Side by side comparison of the two order forms

For New Investors: Progressive Disclosure

I broke complex order decisions into digestible steps with in-context education.

  • Plain language: "Set price limit" not "Limit price"

  • In-context explanations for key terms and concepts

  • 2-step flow (order → review → confirm) giving users a moment to pause before committing

  • Prominent total cost display throughout

3-screen order flow for investors

For Experienced Traders: Information Density & Speed

Traders needed everything visible upfront. No progressive steps, no hand-holding.

  • Single-screen layout with all parameters accessible

  • Quick toggles for advanced order types

  • Real-time P&L calculation

  • One-tap order placement

Single-screen order flow for traders

Order Tracking

Stock trading is anxious for new investors in a way that e-commerce isn't.

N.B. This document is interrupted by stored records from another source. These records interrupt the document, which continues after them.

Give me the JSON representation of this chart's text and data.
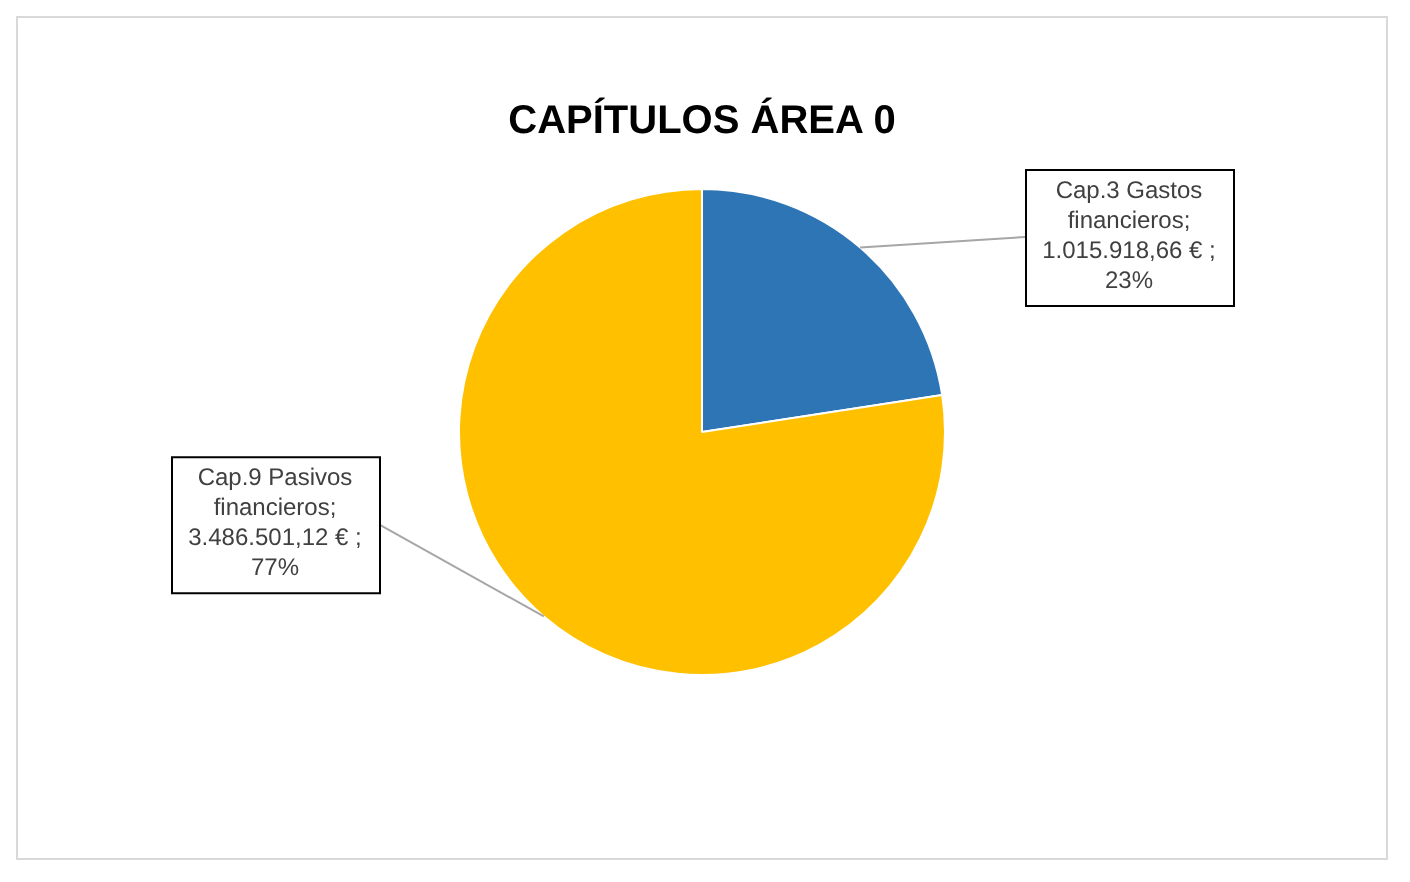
{
  "chart_data": {
    "type": "pie",
    "title": "CAPÍTULOS ÁREA 0",
    "categories": [
      "Cap.3 Gastos financieros",
      "Cap.9 Pasivos financieros"
    ],
    "values": [
      1015918.66,
      3486501.12
    ],
    "colors": [
      "#2e75b6",
      "#ffc000"
    ],
    "value_labels": [
      "; 1.015.918,66 € ; 23%",
      "; 3.486.501,12 € ; 77%"
    ],
    "legend": false
  }
}
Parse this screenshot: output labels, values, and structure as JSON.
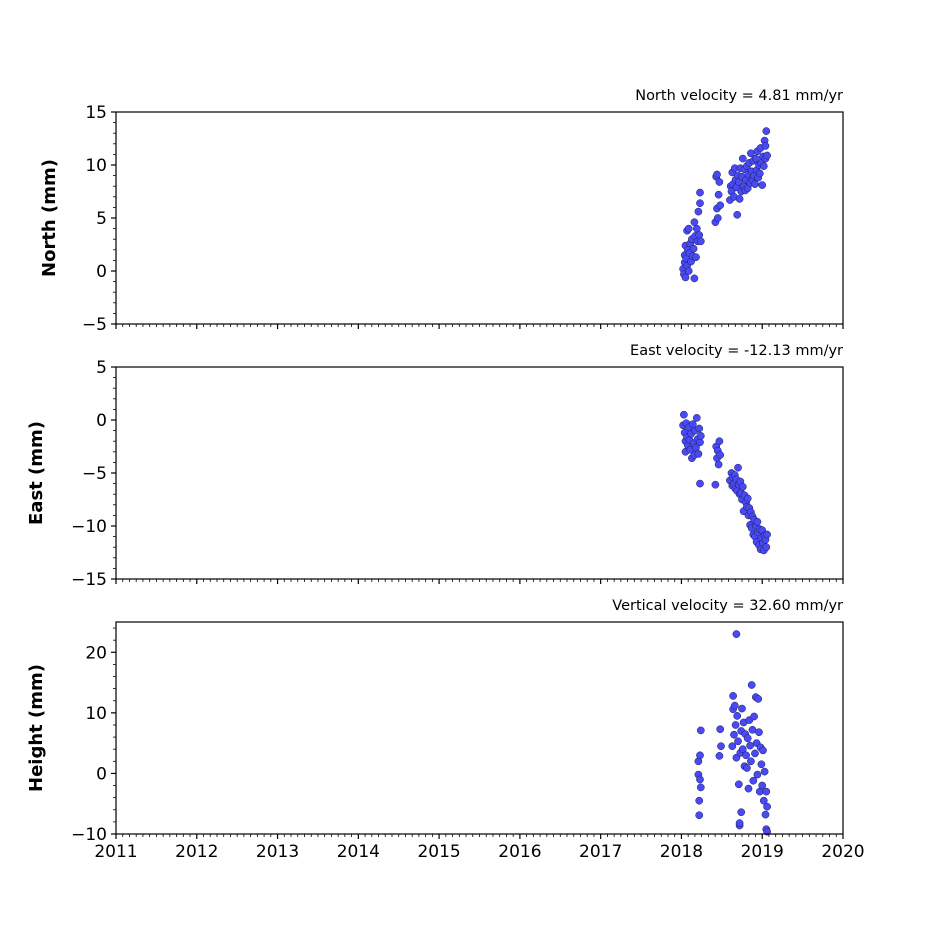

Borrowing the familiar order timeline pattern from shopping apps gave users a clear, predictable view of where their order stood, reducing uncertainty at a moment that mattered.

Order status tracking — Proactive communication building trust

Adapting for Desktop

Desktop users (20% of traffic) tended toward longer research sessions. The layout scaled to a multi-column view (watchlist, charts, and order form simultaneously) while preserving the same dual-flow logic for both user types.

Desktop view — the order form opens as a side panel, keeping the chart and watchlist in context.

Design System

I built the component library that underpins the product's visual language. It's still in use today.

Other Screens

Beyond the order flow, I designed across the full trading journey. A few screens below: home and portfolio, stock discovery and search, stock detail pages, and options trading.

Supporting screens across Neo's trading journey

Impact

5M+

User joined, with 70% being first-time investors

18x

Revenue growth in 3 years (2.5x better than industry avg.)

4x

Faster feature delivery through design system

4.4/5

App rating (175k+ reviews) with users praising ease of use and clean design

Neo launched into the same COVID tailwind every competitor had. In a category now dominated by Zerodha and Groww, Kotak went from an ageing legacy platform to a product with 5M+ users, an 18x revenue jump, and a 4.4 rating. Not the market leader, but a serious contender where there wasn't one before.